You can easily progress this by going further back. But beware, this exercise is not for the faint of heart. You’ll really feel them in your abs.
It’s important to note that to execute this movement properly (and with most core exercises), you have to brace your core and squeeze your glutes.
2. TRX Fallout
This is very much like an ab wheel rollout because you’re essentially engaging your anterior core to resist extension. Although, I’m more partial to this exercise because not everyone has access to an ab wheel, and it’s a much easier set up. The good thing about the TRX Fallout is that it can be easily regressed or progressed by adjusting the length of the straps, and walking in front or behind the anchor (attachment point).
To increase the difficulty, simply set up behind the anchor. To make it easier, set up in front of the anchor.
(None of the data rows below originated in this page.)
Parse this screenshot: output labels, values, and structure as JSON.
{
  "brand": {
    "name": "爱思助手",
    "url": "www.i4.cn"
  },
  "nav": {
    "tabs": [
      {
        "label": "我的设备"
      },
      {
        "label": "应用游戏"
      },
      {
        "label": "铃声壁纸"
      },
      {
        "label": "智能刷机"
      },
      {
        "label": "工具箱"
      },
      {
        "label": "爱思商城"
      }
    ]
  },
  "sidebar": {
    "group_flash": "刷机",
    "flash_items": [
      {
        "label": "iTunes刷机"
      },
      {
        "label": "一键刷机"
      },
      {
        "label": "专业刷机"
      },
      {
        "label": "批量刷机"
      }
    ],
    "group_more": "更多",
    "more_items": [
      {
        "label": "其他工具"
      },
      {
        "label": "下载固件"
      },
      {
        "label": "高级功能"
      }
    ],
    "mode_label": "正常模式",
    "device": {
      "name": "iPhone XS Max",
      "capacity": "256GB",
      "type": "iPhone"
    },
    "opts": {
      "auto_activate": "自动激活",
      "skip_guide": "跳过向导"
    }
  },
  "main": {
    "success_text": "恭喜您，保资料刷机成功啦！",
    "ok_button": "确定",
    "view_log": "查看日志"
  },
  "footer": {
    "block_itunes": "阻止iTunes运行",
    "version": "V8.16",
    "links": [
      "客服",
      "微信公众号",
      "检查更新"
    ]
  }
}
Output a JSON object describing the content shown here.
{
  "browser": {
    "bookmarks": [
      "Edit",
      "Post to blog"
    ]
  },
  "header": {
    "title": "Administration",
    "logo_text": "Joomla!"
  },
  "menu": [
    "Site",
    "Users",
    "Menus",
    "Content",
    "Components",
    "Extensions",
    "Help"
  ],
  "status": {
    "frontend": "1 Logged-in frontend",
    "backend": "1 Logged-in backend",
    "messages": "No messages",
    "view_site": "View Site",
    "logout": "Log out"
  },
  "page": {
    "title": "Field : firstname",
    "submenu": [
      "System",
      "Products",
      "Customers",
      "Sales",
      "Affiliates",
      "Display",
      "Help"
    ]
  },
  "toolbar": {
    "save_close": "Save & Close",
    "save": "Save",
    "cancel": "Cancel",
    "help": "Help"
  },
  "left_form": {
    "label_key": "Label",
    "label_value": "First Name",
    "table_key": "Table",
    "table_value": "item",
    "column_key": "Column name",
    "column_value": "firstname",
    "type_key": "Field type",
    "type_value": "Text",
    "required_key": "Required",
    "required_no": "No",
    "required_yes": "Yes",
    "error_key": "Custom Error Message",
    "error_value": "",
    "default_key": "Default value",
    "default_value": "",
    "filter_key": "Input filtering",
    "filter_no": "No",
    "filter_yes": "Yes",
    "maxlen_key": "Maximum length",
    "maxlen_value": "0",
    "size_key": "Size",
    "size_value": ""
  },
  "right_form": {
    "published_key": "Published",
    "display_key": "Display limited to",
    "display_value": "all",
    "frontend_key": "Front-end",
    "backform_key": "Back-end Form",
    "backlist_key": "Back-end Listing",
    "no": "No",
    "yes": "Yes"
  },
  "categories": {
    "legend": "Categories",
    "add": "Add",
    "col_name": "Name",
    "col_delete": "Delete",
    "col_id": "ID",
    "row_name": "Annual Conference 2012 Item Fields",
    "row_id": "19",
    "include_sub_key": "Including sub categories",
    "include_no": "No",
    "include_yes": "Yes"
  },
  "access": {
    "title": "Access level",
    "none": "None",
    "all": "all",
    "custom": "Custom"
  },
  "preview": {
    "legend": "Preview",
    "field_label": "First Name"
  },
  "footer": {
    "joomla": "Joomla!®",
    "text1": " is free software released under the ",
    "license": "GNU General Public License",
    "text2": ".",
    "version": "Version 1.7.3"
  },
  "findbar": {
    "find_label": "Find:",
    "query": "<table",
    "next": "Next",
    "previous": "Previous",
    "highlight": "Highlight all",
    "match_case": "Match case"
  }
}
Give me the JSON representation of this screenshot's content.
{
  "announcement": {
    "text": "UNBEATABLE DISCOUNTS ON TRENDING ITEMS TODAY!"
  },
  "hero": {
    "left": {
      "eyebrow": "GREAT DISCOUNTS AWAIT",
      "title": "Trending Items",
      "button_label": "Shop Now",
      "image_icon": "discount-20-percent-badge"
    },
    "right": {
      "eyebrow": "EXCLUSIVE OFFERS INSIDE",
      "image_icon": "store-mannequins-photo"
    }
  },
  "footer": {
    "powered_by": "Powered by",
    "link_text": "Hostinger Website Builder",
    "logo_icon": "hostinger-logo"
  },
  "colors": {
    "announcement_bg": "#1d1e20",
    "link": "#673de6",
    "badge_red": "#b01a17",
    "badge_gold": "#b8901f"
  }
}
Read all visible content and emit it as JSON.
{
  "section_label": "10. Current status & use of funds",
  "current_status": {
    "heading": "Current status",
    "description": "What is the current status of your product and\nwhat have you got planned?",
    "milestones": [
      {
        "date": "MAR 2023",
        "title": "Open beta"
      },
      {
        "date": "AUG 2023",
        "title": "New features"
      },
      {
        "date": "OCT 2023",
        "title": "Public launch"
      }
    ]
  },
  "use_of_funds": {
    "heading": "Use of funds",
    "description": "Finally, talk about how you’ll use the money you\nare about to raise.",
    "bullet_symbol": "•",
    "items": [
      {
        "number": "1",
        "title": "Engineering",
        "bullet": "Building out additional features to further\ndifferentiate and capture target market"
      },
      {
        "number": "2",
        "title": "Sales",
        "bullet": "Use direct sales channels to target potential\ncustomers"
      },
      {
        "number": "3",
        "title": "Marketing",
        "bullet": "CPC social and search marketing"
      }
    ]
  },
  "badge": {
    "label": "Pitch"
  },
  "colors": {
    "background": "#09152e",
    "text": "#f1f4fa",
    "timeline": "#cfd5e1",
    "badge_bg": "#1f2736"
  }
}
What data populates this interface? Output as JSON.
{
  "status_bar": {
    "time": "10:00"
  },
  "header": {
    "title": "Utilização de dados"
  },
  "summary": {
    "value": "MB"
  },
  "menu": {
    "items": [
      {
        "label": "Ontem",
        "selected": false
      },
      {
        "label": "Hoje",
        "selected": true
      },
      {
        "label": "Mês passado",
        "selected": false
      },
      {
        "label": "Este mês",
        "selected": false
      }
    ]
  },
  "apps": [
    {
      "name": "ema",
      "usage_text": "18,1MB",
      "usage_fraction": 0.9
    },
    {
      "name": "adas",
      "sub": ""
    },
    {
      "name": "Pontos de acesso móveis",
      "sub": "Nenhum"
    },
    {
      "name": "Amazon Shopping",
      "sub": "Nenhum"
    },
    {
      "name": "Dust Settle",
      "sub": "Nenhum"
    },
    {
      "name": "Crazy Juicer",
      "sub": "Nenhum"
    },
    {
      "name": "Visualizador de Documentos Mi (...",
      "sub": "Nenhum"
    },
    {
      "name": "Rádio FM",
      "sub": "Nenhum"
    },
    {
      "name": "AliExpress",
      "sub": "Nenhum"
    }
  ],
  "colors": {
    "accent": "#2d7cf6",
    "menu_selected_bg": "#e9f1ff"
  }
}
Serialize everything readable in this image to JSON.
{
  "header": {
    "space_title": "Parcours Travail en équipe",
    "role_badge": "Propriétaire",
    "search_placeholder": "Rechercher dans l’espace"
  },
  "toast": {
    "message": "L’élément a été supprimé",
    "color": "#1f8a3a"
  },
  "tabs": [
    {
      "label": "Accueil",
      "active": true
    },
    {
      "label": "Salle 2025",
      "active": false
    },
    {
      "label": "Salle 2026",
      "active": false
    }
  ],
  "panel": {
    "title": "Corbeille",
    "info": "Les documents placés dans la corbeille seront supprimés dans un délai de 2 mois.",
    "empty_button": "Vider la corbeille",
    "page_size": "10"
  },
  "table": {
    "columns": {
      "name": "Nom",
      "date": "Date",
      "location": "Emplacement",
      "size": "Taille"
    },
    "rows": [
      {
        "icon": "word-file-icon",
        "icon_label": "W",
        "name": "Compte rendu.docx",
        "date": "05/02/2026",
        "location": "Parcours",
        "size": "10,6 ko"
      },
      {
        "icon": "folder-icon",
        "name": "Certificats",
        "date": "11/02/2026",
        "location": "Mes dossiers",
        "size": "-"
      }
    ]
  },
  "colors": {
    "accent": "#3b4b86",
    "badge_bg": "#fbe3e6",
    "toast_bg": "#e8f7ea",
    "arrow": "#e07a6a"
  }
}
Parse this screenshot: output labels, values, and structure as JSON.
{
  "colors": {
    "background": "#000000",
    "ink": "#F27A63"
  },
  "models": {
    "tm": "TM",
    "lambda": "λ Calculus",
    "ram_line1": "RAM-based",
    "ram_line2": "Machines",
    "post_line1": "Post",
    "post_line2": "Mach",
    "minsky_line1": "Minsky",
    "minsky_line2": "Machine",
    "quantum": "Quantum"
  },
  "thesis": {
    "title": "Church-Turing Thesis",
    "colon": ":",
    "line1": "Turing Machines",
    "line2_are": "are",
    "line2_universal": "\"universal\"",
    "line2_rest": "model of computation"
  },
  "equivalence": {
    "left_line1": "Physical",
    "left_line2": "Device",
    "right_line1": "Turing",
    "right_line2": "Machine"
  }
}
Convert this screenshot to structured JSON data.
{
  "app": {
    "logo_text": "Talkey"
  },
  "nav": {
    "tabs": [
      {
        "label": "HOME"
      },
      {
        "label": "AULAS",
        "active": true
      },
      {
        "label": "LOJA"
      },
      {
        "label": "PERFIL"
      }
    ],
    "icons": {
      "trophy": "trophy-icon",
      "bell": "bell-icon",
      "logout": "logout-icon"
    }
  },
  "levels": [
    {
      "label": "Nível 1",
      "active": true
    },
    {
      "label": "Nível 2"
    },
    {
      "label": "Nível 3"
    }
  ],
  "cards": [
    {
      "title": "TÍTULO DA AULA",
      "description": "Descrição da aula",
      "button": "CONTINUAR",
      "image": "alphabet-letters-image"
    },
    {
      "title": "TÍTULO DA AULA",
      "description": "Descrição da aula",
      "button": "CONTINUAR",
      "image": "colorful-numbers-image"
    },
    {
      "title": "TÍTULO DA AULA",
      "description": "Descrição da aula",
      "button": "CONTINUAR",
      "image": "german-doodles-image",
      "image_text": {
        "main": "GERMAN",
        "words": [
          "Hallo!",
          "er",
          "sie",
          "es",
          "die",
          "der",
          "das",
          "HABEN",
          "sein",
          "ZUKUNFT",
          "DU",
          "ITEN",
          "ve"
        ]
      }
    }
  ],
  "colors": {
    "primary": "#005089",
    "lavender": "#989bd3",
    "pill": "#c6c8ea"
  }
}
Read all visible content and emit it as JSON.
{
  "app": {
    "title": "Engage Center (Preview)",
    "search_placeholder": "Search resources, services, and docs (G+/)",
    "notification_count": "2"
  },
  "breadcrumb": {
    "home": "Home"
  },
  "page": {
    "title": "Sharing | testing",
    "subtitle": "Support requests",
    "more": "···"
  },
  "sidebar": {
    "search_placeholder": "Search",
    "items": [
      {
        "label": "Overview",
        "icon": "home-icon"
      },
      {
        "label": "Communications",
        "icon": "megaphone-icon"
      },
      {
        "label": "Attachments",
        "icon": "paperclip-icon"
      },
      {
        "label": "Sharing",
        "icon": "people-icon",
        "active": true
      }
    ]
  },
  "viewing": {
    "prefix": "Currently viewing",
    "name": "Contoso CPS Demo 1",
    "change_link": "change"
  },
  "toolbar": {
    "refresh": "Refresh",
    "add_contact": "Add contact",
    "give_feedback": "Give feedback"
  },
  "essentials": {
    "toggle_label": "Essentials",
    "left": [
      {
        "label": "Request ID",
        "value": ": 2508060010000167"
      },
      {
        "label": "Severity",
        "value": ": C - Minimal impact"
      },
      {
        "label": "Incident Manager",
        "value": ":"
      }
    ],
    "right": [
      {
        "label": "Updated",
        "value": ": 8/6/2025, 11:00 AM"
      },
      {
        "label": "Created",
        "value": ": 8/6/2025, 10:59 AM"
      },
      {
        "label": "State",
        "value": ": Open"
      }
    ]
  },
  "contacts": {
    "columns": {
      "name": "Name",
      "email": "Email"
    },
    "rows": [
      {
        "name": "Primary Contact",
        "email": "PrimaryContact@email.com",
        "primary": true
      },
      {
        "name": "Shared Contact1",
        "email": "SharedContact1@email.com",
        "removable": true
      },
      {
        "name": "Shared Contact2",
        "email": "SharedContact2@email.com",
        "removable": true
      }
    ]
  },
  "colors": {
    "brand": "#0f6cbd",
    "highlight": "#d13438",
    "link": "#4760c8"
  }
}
Avoid excessive arching of the lower back by squeezing your glutes and bracing your core. It should be a straight line from your head to your feet.
3. Suitcase Carry
Generally, those with limited hip mobility are folks that experience chronic lower back pain. A basic core exercise such as the side plank is a simple, yet effective way to develop the lateral stabilizers — thus, reducing stiffness and/or pain of the lower back while improving hip mobility. To be honest though, side planks can be a bit boring.
To kick it up a notch, the suitcase carry does a great job of working your lateral core and grip strength. Think of it as a loaded dynamic version of the side plank. You’re basically walking with a load (preferably a kettlebell) in one hand.
The main objective here is to stay upright with no lean and keeping your shoulders leveled.
4. Shoulder Touch Push-ups
Integrating different push-up variations are one of the best ways to strengthen your core. There’s a variety of ways you can go about it. For simplicity’s sake, though, we’ll cover Shoulder Touch Push-ups. You’re killing two birds with one stone. Here’s why: there’s obviously a tremendous amount of anterior core engagement in the push-up position. Adding in a unilateral component such as this in particular challenges core rotary stability. Put simply, it fries your core from two planes of motion — trust me, that’s a good thing.
If you want to make it harder, try performing it on a medicine ball.
5. Reverse Plank Walks
Traditionally, doing this in a forward fashion bothered some of my clients wrists, so a tidbit I picked up from Coach Ben Bruno was to do them in reverse. Adding a mini-band solves the issue of sagging and/or shifting of the hips, which maintains anterior core stress.
One way of making these harder is to deliberately make larger excursions as you move backwards.
Here's Joyce @jtsuji5 performing reverse plank walks. Killer exercise for the core. Traditionally, doing this in a forward fashion bothered some of my clients wrists, so doing them in reverse easily rectified that. Also, adding a mini-band does a fine job of preventing sagging and/or shifting of the hips. One way of making these harder is to make larger excursions as you move backwards. #GetSome #ItsADeepBurn #Hawaii #StrengthTraining #fitness #honolulu
I’ve provided you with a couple of my favorite core exercises. These movements will strengthen the muscles surrounding the hips and spine. Thus, allowing you to move and perform better. While I’m of the belief that you can build a pretty solid core with some good ol’ fashion heavy lifting, you still have to throw in some additional core work. Give each of them a try and let me know how it goes.